Adresse non valide, adresse non valide…
Ça y est, vous êtes au bout de votre commande sur une boutique en ligne, ou en face d’un commercial dans un grand magasin ou d’un agent de l’administration. Vous êtes sur le point de finaliser votre fiche d’enregistrement… mais non, cette satanée machine refuse de prendre vos coordonnées.

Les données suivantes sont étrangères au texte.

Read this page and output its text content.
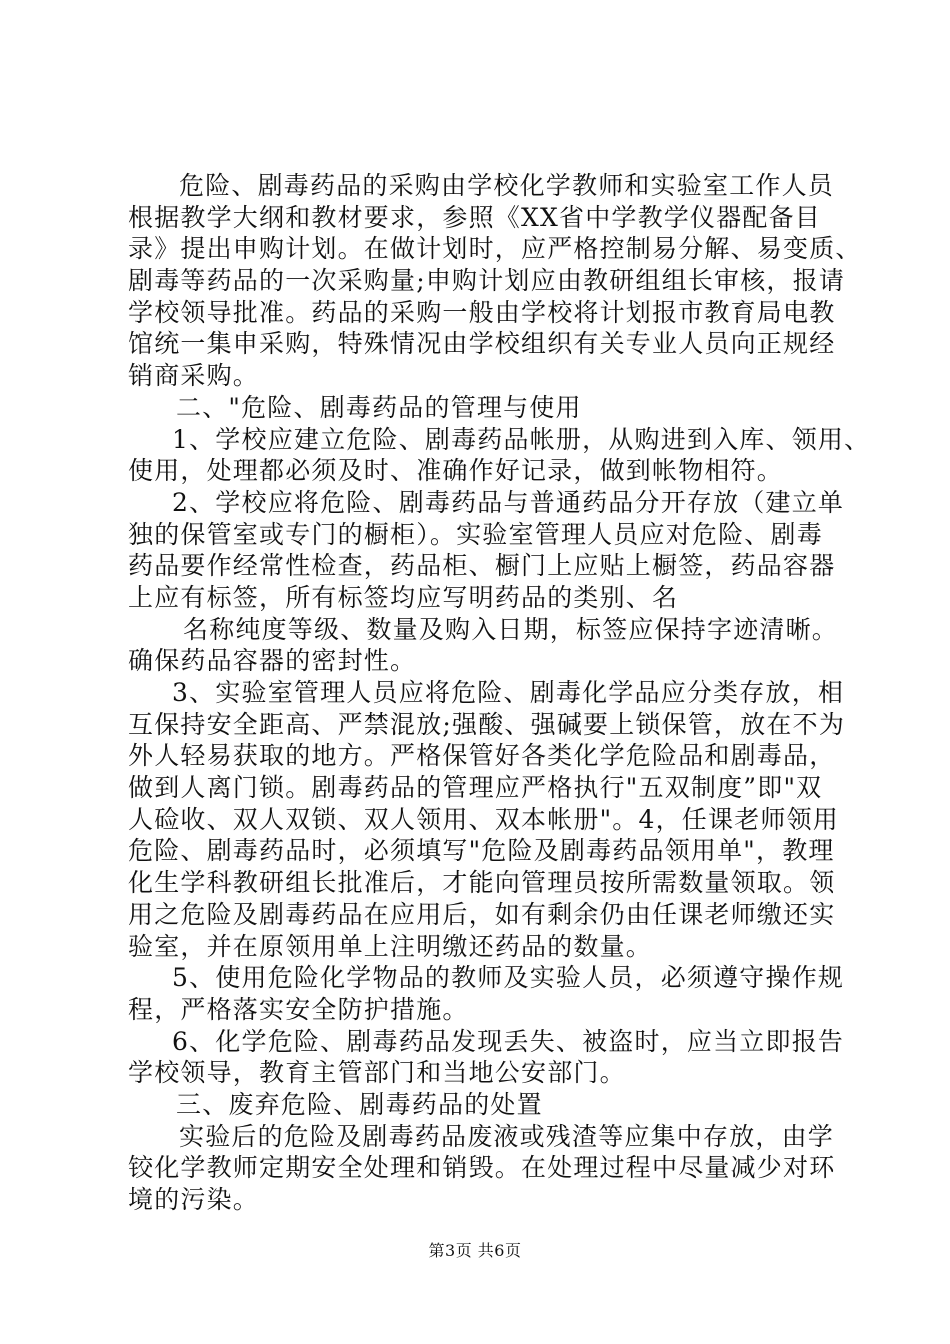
危险、剧毒药品的采购由学校化学教师和实验室工作人员
根据教学大纲和教材要求，参照《XX省中学教学仪器配备目
录》提出申购计划。在做计划时，应严格控制易分解、易变质、
剧毒等药品的一次采购量;申购计划应由教研组组长审核，报请
学校领导批准。药品的采购一般由学校将计划报市教育局电教
馆统一集申采购，特殊情况由学校组织有关专业人员向正规经
销商采购。
二、"危险、剧毒药品的管理与使用
1、学校应建立危险、剧毒药品帐册，从购进到入库、领用、
使用，处理都必须及时、准确作好记录，做到帐物相符。
2、学校应将危险、剧毒药品与普通药品分开存放（建立单
独的保管室或专门的橱柜）。实验室管理人员应对危险、剧毒
药品要作经常性检查，药品柜、橱门上应贴上橱签，药品容器
上应有标签，所有标签均应写明药品的类别、名
名称纯度等级、数量及购入日期，标签应保持字迹清晰。
确保药品容器的密封性。
3、实验室管理人员应将危险、剧毒化学品应分类存放，相
互保持安全距高、严禁混放;强酸、强碱要上锁保管，放在不为
外人轻易获取的地方。严格保管好各类化学危险品和剧毒品，
做到人离门锁。剧毒药品的管理应严格执行"五双制度”即"双
人硷收、双人双锁、双人领用、双本帐册"。4，任课老师领用
危险、剧毒药品时，必须填写"危险及剧毒药品领用单"，教理
化生学科教研组长批准后，才能向管理员按所需数量领取。领
用之危险及剧毒药品在应用后，如有剩余仍由任课老师缴还实
验室，并在原领用单上注明缴还药品的数量。
5、使用危险化学物品的教师及实验人员，必须遵守操作规
程，严格落实安全防护措施。
6、化学危险、剧毒药品发现丢失、被盗时，应当立即报告
学校领导，教育主管部门和当地公安部门。
三、废弃危险、剧毒药品的处置
实验后的危险及剧毒药品废液或残渣等应集中存放，由学
铰化学教师定期安全处理和销毁。在处理过程中尽量减少对环
境的污染。
第3页 共6页
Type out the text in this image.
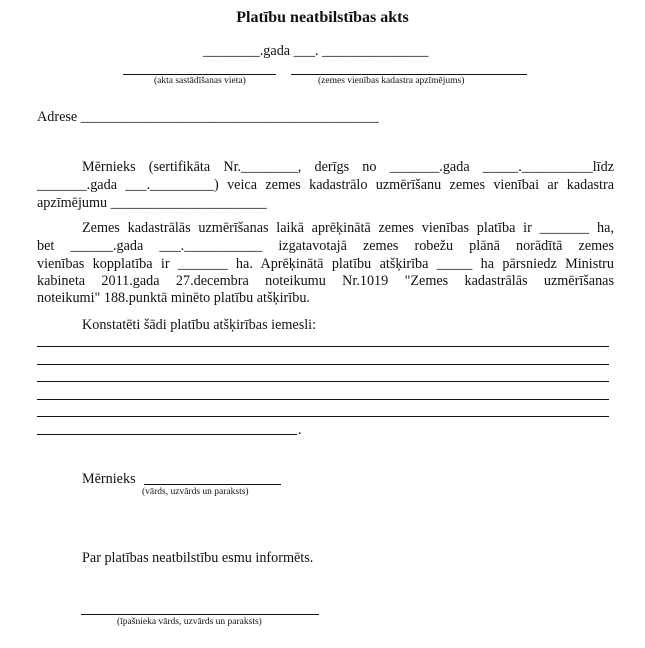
Platību neatbilstības akts
________.gada ___. _______________
(akta sastādīšanas vieta)	(zemes vienības kadastra apzīmējums)
Adrese __________________________________________
Mērnieks (sertifikāta Nr.________, derīgs no _______.gada _____.__________līdz
_______.gada ___._________) veica zemes kadastrālo uzmērīšanu zemes vienībai ar kadastra
apzīmējumu ______________________
Zemes kadastrālās uzmērīšanas laikā aprēķinātā zemes vienības platība ir _______ ha,
bet ______.gada ___.___________ izgatavotajā zemes robežu plānā norādītā zemes
vienības kopplatība ir _______ ha. Aprēķinātā platību atšķirība _____ ha pārsniedz Ministru
kabineta 2011.gada 27.decembra noteikumu Nr.1019 "Zemes kadastrālās uzmērīšanas
noteikumi" 188.punktā minēto platību atšķirību.
Konstatēti šādi platību atšķirības iemesli:
.
Mērnieks
(vārds, uzvārds un paraksts)
Par platības neatbilstību esmu informēts.
(īpašnieka vārds, uzvārds un paraksts)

Pour rentrer dans le programme, il faut un nom de rue et parfois un numéro d’habitation, le formulaire est fait comme cela, c’est imparable nos villages sans nom de rue sont  indigestes aux bases de données.
Que faire ?
On essaye de passer en force, on indique « Le Village », ça marche… OUI, NON …la machine refuse. « Chef-lieu », toujours pas. « Lieu-dit »…  après un quart d’heure à batailler avec votre clavier ou votre interlocuteur, vous avez trouvé le sésame. Enfin, c’est ce que vous pensiez… l’adresse rentre dans CE programme, mais le suivant, celui qui dirige votre colis, celui utilisé par le transporteur, celui du centre de tri, va-t-il l’accepter ? Autant d’obstacles à franchir à votre courrier avant d’arriver dans votre boîte.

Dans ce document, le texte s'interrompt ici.